I request you all to please describe the actual character of operator $\nabla$ and clarify my doubts that I have described above. I need an explanation of why $\nabla$ was defined in such a strange way.

Answer 1

It’s not $\nabla$ which is behaving strangely, it’s $\frac{d}{d x}$. You note that $A\cdot\nabla\ne\nabla\cdot A$, by which you mean $A\cdot\nabla f\ne\nabla\cdot(A f)$ in general for a test function $f$. But it’s also true that $g\frac{d}{d x}\ne\frac{d}{d x}g$, in the same sense that $g\frac{d f}{d x}\ne\frac{d}{d x}(g f)$ in general. That second statement is about functions $f, g:{\mathbb R}\to{\mathbb R}$ and has nothing to do with vectors. You wouldn’t think to treat $\frac{d}{d x}$ as a real number, so you shouldn’t treat $\nabla$ as a vector and expect everything to work.

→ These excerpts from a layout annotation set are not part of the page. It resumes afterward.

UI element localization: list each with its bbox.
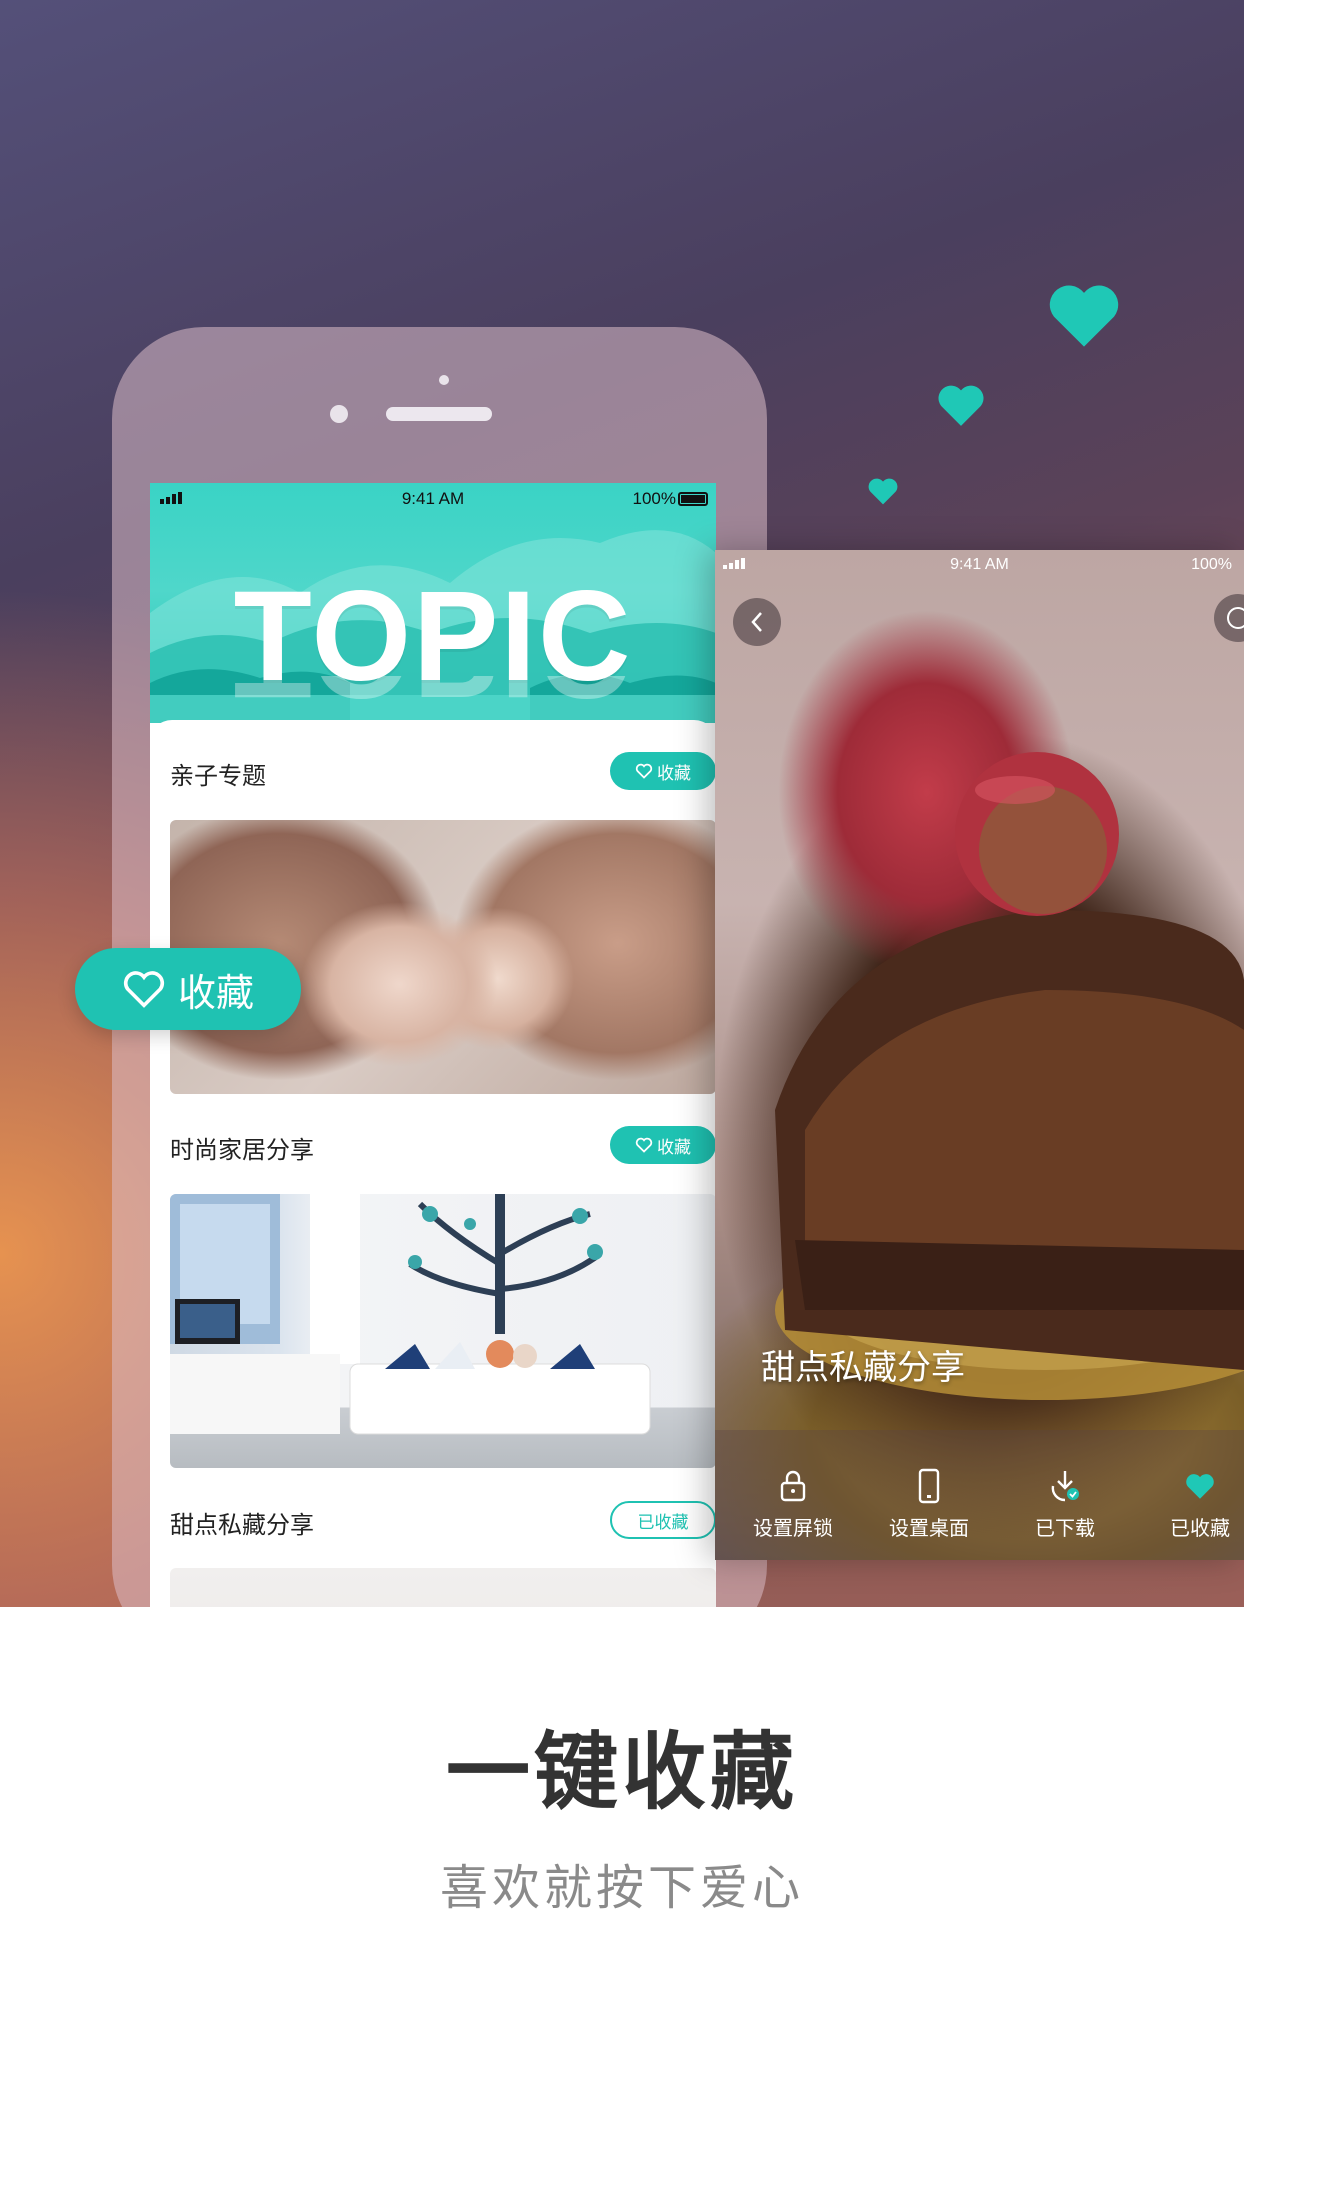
heart-icon (1049, 285, 1119, 347)
collected-button[interactable]: 已收藏 (610, 1501, 716, 1539)
downloaded-button[interactable]: 已下载 (995, 1466, 1135, 1541)
action-label: 已收藏 (1170, 1516, 1230, 1540)
home-decor-photo[interactable] (170, 1194, 716, 1468)
set-lockscreen-button[interactable]: 设置屏锁 (723, 1466, 863, 1541)
section-title: 亲子专题 (170, 762, 266, 790)
status-bar: 9:41 AM 100% (715, 550, 1244, 580)
topic-banner: 9:41 AM 100% TOPIC TOPIC (150, 483, 716, 723)
action-label: 设置屏锁 (753, 1516, 833, 1540)
set-wallpaper-button[interactable]: 设置桌面 (859, 1466, 999, 1541)
cake-illustration (775, 752, 1244, 1400)
lock-icon (780, 1470, 806, 1502)
room-illustration (170, 1194, 651, 1435)
hero-background: 9:41 AM 100% TOPIC TOPIC 亲子专题 收藏 时尚家居分享 … (0, 0, 1244, 1607)
collect-label: 已收藏 (637, 1512, 689, 1533)
phone-camera (330, 405, 348, 423)
big-collect-label: 收藏 (177, 970, 254, 1015)
collect-label: 收藏 (657, 1137, 691, 1158)
detail-title: 甜点私藏分享 (761, 1348, 965, 1388)
battery-icon (678, 492, 708, 506)
phone-sensor (439, 375, 449, 385)
dessert-photo[interactable] (170, 1568, 716, 1607)
banner-title-reflection: TOPIC (150, 676, 716, 723)
status-time: 9:41 AM (401, 489, 465, 508)
collect-button[interactable]: 收藏 (610, 752, 716, 790)
status-time: 9:41 AM (950, 556, 1009, 573)
info-icon (1227, 607, 1244, 629)
action-label: 设置桌面 (889, 1516, 969, 1540)
section-title: 时尚家居分享 (170, 1136, 314, 1164)
status-bar: 9:41 AM 100% (150, 483, 716, 515)
collect-button[interactable]: 收藏 (610, 1126, 716, 1164)
phone-speaker (386, 407, 492, 421)
heart-outline-icon (635, 763, 653, 779)
collect-label: 收藏 (657, 763, 691, 784)
action-label: 已下载 (1035, 1516, 1095, 1540)
dessert-detail-screen: 9:41 AM 100% 甜点私藏分享 设置屏锁 设置桌面 已下载 已收藏 (715, 550, 1244, 1560)
back-button[interactable] (733, 598, 781, 646)
heart-filled-icon (1186, 1474, 1214, 1499)
heart-outline-icon (123, 971, 165, 1008)
action-bar: 设置屏锁 设置桌面 已下载 已收藏 (715, 1430, 1244, 1560)
topic-list-screen: 9:41 AM 100% TOPIC TOPIC 亲子专题 收藏 时尚家居分享 … (150, 483, 716, 1607)
download-check-icon (1051, 1471, 1079, 1502)
heart-icon (868, 478, 898, 505)
phone-icon (918, 1468, 940, 1504)
heart-icon (938, 385, 984, 426)
topic-list: 亲子专题 收藏 时尚家居分享 收藏 甜点私藏分享 已收藏 (150, 720, 716, 1607)
status-battery-text: 100% (1191, 556, 1232, 573)
section-title: 甜点私藏分享 (170, 1511, 314, 1539)
chevron-left-icon (751, 612, 762, 632)
big-collect-button[interactable]: 收藏 (75, 948, 301, 1030)
caption-title: 一键收藏 (445, 1723, 798, 1821)
heart-outline-icon (635, 1137, 653, 1153)
caption-subtitle: 喜欢就按下爱心 (439, 1860, 804, 1916)
status-battery-text: 100% (632, 489, 676, 508)
collected-action-button[interactable]: 已收藏 (1130, 1466, 1244, 1541)
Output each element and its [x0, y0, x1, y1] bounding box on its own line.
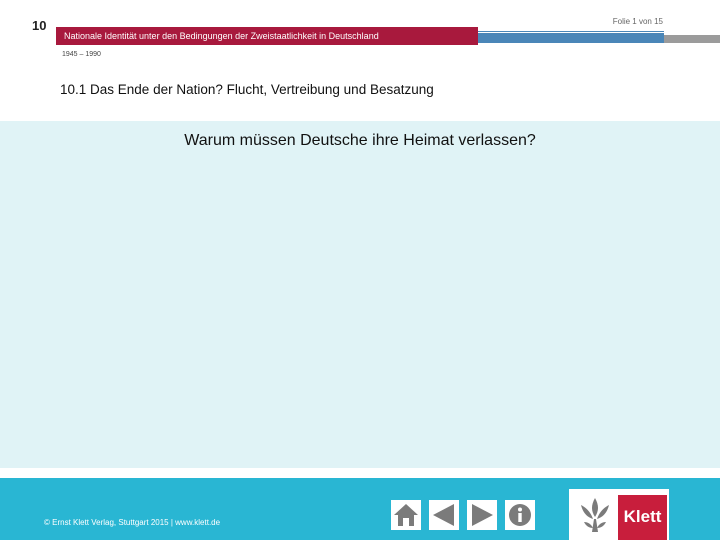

For better or for worse, it turns out that grad, div and curl can conveniently be written as $\nabla f$, $\nabla\cdot A$ and $\nabla\wedge A$ respectively. It’s traditional to write $\nabla^2$ for the operator $\nabla^2 f=\nabla\cdot(\nabla f)$, and sometimes also for the operator $\nabla^2 A=\nabla(\nabla\cdot A)$. Finally, $\nabla\wedge\nabla=0$ in the sense that $\nabla\wedge(\nabla f)=0$. But for more complicated relations between these operators, you should not expect any such neat coincidence to occur.

Answer 2

All properties follow directly from the definition equation 2, and the definition of dot and vector products. By the way, if the vectors A, B, C are constant the same rules apply as for ordinary vectors.

The best way to deal with such quantities is to drop the vector and vector product notation and work with the 3D fully antisymmetric Levi-Civita tensor $\epsilon_{ijk}$, which is 1 if ijk is an even permutation of 123, -1 if it is an odd permutation and otherwise 0. With this $$\nabla \cdot \left( \mathbf A \times \mathbf B \right) = \nabla_i \epsilon_{ijk} A_j B_k \,.$$ Summation over i,j,k is understood. A useful relation is $$\epsilon_{ijk} \epsilon_{ilm} = \delta_{jl}\delta_{km} - \delta_{jm}\delta_{kl}$$.